“Hitler contro Picasso”, uno squarcio che fende il buio del nazismo sull’Arte

di Giulia Maria Basile
Quante cose ancora non sappiamo di Hitler e di ciò che è stato il rapporto dell’ideologia nazista con l’Arte? Quella con la A maiuscola, come dire di sculture di Michelangelo e dipinti firmati da Tiziano, Veermer, Rubens, Van Gogh, Matisse, Klee, Chagall, Picasso. E molti, davvero molti altri.
hitler-vs-picasso-locCe lo racconta “Hitler contro Picasso e gli altri”, il documentario diretto da Claudio Poli, con voce narrante di Toni Servillo (foto sotto) e magiche note al piano del maestro Remo Anzovino. Prodotto da 3D produzioni, Nexo Digital e Sky Arte, sarà nelle sale italiane il 13 e 14 marzo, prima di un lungo tour tra Stati Uniti, Australia, Cina e Giappone.
È dunque il cinema a farsi veicolo di conoscenza e far luce su uno degli aspetti più contraddittori e meno conosciuti del Terzo Reich. Con l’arte che nelle mani naziste è trasformata in strumento offensivo, diretto a colpire in particolare i galleristi e i collezionisti ebrei. L’Europa è messa a ferro e fuoco e molti di loro, pur di salvare sé stessi e i propri cari, sono costretti a svendere le proprie collezioni private per pochi denari. A volte anche per un foglio di via valido per l’espatrio dalla Germania intollerante, che poi però non arriva.
ll documentario narra le storie di alcuni di loro. Tra cui quelle del gallerista olandese Jacques Gouldstikker, del mercante d’arte Paul Rosemberg e del banchiere Fritz Gutmann. Ne ricostruisce i particolari mai prima d’ora noti al grande pubblico, e descrive l’immane lavoro di ritrovamento di alcune opere depredate e la conseguente restituzione agli eredi dei legittimi proprietari. O ai musei cui furono confiscate.
Istruttiva l’operazione di recupero che porta avanti l’avvocato italoamericano Christopher Marinello, che con lo studio Art Recovery International ha seguito alcuni casi che hanno fatto scalpore. Un lavoro meticoloso il suo, peraltro testimoniato in video e dalla presenza in sala all’anteprima di Milano, dove ha osservato come “l’ossessione dei nazisti per l’arte è stata innanzitutto un’arma utilizzata per depredare i patrimoni degli ebrei. Ma anche per privarli della loro cultura e della loro identità di popolo”.

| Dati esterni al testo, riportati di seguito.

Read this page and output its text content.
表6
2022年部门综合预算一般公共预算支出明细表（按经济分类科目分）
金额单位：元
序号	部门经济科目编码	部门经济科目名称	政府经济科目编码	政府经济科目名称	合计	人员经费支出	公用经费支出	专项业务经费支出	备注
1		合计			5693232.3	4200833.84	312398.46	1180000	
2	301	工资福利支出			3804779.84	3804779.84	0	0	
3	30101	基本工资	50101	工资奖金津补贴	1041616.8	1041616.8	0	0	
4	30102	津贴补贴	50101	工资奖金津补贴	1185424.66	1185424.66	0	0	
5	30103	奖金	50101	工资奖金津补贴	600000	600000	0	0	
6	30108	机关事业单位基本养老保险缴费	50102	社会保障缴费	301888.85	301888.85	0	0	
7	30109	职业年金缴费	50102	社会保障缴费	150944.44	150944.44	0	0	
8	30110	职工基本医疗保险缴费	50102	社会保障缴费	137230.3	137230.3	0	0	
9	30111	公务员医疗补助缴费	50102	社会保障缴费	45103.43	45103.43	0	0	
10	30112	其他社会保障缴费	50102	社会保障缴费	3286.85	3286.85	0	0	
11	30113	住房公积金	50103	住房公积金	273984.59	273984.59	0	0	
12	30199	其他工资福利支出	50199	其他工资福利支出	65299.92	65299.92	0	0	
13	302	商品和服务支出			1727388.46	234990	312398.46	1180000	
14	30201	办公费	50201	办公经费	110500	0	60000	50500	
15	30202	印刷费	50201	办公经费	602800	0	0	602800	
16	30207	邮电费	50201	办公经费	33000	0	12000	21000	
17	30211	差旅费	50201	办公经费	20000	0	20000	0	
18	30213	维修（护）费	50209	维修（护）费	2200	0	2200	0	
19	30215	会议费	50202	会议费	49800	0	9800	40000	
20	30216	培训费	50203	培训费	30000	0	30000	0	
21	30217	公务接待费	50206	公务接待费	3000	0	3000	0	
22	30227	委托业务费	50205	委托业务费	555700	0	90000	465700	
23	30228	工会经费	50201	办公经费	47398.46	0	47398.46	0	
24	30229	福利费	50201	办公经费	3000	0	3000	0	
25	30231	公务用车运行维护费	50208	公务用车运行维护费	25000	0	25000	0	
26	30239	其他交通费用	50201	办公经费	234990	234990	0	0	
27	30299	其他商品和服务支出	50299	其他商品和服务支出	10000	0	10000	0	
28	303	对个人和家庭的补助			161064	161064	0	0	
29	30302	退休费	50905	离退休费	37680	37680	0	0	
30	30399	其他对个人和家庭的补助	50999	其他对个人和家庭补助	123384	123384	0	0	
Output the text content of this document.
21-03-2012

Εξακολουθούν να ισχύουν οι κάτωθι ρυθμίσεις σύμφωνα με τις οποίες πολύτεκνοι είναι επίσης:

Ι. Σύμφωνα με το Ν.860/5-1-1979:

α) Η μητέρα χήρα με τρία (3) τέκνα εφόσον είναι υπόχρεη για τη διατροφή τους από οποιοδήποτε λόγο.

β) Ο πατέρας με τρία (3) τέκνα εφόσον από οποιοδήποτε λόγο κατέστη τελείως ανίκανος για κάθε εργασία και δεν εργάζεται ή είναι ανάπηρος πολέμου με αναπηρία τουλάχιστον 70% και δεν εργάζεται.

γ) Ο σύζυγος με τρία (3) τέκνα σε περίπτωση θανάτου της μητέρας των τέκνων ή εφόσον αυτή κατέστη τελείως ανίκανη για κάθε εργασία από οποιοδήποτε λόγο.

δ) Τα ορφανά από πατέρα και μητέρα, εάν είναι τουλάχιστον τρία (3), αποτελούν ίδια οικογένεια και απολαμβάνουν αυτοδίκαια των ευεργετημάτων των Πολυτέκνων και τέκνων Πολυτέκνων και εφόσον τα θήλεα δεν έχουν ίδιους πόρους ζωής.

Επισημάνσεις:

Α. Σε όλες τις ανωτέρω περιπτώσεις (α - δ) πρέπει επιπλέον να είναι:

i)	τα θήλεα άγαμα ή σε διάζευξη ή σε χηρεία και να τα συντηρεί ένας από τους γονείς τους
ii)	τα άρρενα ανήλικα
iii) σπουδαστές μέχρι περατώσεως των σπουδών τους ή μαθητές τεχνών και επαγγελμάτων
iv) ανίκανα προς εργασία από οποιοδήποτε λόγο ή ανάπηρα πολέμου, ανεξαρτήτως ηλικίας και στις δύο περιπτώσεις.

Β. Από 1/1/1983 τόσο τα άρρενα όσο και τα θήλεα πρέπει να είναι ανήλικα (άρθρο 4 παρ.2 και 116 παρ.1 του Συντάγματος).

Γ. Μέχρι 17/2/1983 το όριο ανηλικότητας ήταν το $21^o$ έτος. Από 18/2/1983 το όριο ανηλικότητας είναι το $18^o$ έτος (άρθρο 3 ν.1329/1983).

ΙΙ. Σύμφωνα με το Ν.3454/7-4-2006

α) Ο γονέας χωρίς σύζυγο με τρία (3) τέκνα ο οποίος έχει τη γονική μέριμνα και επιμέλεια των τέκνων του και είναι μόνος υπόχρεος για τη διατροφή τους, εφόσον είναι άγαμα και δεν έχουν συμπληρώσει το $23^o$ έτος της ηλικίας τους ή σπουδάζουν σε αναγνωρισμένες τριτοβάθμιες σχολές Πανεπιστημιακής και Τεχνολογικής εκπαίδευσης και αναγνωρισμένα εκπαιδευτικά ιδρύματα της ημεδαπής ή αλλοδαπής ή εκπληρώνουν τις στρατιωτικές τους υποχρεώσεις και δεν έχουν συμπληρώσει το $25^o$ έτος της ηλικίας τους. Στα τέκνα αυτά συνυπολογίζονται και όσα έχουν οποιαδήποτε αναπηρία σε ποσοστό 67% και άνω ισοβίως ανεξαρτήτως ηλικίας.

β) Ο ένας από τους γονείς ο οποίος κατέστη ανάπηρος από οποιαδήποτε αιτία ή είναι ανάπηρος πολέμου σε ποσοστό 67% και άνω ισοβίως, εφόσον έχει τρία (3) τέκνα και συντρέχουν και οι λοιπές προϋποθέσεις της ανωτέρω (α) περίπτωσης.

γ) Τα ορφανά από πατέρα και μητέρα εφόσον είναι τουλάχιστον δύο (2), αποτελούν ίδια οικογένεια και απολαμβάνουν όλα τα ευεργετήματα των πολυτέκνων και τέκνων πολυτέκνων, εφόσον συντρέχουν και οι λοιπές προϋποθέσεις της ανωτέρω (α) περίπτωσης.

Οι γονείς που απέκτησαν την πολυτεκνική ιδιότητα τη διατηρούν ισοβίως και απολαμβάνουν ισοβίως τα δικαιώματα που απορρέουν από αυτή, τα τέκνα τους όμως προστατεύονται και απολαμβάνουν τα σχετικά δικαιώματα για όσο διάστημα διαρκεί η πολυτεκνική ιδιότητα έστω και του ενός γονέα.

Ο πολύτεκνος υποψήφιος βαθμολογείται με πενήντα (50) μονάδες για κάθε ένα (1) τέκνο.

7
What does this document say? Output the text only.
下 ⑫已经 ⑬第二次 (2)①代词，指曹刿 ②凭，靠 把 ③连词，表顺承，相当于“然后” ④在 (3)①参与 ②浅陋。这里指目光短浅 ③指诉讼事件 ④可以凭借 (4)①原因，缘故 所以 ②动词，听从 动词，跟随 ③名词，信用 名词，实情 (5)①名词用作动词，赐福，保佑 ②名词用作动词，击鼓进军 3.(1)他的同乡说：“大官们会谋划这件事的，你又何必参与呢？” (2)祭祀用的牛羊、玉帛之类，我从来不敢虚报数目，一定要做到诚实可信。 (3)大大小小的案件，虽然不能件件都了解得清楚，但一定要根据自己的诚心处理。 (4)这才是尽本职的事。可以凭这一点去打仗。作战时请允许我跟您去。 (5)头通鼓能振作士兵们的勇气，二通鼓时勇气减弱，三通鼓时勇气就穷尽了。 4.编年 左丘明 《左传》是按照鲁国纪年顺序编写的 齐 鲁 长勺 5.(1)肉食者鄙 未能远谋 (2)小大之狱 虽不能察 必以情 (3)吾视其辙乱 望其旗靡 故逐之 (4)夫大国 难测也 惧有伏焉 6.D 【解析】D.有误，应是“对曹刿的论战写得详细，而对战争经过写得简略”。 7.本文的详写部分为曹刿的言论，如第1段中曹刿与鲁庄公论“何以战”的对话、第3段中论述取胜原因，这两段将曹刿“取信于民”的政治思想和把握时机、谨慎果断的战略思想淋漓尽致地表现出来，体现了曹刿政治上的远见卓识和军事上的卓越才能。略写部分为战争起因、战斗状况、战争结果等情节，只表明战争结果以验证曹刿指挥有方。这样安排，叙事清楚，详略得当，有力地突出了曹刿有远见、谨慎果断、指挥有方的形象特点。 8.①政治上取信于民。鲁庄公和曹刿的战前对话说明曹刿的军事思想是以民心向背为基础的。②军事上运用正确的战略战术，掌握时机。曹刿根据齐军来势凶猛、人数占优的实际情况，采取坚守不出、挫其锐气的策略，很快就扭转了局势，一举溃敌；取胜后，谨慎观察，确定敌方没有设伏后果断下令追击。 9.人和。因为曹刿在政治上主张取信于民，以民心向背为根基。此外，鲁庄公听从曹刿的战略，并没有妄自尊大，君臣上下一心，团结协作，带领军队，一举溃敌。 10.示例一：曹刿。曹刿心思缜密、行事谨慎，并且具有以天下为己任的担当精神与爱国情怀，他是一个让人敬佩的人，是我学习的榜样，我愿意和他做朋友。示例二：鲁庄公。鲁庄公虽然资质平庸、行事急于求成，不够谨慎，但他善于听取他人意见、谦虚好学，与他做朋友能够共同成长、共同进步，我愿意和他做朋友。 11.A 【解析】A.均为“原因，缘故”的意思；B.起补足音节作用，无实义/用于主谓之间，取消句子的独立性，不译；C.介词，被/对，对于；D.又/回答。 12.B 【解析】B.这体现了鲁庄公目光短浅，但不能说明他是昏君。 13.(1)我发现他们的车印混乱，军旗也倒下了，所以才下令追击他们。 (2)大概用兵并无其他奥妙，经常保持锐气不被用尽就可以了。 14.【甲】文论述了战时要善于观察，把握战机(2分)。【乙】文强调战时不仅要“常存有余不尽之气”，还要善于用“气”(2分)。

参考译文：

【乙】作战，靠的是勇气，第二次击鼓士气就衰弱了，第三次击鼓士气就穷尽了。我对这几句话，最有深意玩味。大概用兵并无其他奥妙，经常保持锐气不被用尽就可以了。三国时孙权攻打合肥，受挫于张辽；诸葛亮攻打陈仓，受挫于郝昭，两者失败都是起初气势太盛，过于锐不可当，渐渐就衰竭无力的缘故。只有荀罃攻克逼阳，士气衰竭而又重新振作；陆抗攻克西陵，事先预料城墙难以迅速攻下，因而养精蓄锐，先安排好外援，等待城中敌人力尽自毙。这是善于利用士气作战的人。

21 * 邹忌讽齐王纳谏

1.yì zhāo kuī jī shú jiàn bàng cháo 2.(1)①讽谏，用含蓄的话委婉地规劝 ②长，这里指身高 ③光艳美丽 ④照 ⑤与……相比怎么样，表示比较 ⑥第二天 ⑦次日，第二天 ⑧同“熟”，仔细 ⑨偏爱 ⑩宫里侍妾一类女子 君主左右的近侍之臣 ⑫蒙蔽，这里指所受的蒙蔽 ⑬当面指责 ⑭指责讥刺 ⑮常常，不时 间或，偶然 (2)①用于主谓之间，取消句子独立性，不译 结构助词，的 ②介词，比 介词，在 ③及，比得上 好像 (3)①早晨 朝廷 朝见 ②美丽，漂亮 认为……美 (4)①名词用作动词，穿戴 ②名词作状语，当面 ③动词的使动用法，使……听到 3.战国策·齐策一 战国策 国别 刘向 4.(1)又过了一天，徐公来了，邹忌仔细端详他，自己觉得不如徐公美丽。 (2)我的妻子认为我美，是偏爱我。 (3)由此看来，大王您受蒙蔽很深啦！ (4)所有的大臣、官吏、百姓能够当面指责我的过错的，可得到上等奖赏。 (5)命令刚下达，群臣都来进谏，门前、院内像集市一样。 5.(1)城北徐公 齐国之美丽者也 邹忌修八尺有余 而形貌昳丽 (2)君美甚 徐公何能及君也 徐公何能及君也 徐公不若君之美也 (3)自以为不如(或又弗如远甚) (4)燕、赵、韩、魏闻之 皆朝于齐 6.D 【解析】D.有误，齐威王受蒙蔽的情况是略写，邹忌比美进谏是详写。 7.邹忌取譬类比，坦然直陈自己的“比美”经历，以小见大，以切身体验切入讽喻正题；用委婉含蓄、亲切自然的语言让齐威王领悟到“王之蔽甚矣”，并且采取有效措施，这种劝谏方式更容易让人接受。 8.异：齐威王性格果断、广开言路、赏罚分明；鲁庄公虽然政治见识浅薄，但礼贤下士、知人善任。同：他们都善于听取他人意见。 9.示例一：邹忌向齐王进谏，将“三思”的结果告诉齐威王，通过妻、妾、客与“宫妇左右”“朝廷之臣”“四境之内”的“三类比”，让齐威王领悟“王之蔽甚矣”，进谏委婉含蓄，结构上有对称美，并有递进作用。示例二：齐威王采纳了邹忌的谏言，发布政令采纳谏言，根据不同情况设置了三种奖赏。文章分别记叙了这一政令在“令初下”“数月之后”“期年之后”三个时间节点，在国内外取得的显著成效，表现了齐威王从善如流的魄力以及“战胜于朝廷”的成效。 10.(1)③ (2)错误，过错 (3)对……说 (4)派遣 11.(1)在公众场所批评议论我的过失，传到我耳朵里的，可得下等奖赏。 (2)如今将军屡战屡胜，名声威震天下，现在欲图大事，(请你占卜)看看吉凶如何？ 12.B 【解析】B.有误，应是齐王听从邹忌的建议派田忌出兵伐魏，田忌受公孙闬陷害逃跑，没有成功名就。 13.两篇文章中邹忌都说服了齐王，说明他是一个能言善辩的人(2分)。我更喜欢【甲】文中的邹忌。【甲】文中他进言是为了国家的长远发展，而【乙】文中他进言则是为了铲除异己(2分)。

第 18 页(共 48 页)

Migliaia di opere, tele e sculture di grandi artisti di ogni epoca e di inestimabile valore, transate con i soldi del regime e per lo più andate ad arricchire i patrimoni personali dei capi partito. Per primi quelli dello stesso dittatore e del suo braccio destro Hermann Göring, grazie ai loro accoliti assistenti ed esperti d’arte.
toni-servilloUno squarcio di luce nel buio pesto della storia lo provoca l’inchiesta pubblicata nel 2013 dalla rivista Focus sul dossier Gürlitt, figlio di uno dei mercanti d’arte più vicini a Hitler. Nelle sue abitazioni sono state scoperte per puro caso oltre 1.500 tele di artisti a cavallo tra Ottocento e Novecento, tra cui spiccano nomi del calibro di Cézanne, Gauguin, Monet, Renoir. Ovvero l’arte considerata “degenerata” dal regime, ma sempre utile in quanto “merce di scambio” per fare cassa da destinare ad altre iniziative considerate degne dall’ideologia nazista.
Una storia tremenda raccontata con tatto e delicatezza, quella descritta in “Hitler contro Picasso”. L’autrice del soggetto, Didi Gnocchi, ha preso spunto da una coincidenza capitatale nell’autunno del 2017. Stava leggendo le memorie di Anne Sinclair sul nonno materno Paul Rosenberg, la cui galleria dell’epoca fu letteralmente spogliata delle sue innumerevoli opere, quando si rese conto che in quello stesso periodo in alcune città e capitali d’Europa – Berna, Bonn, Denventer in Olanda e Parigi – erano state allestite mostre dedicate alle opere trafugate dai nazisti.
Una casualità? Può darsi, ma capace di alimentare la sensibile curiosità (e, perché no, anche il sospetto) dell’autrice, spingendola ad approfondire la questione. Tanto più che la maggior parte delle opere razziate – in tutta Europa si parla di cinque milioni di pezzi tra sculture, dipinti e manufatti preziosi – risulta tuttora dispersa.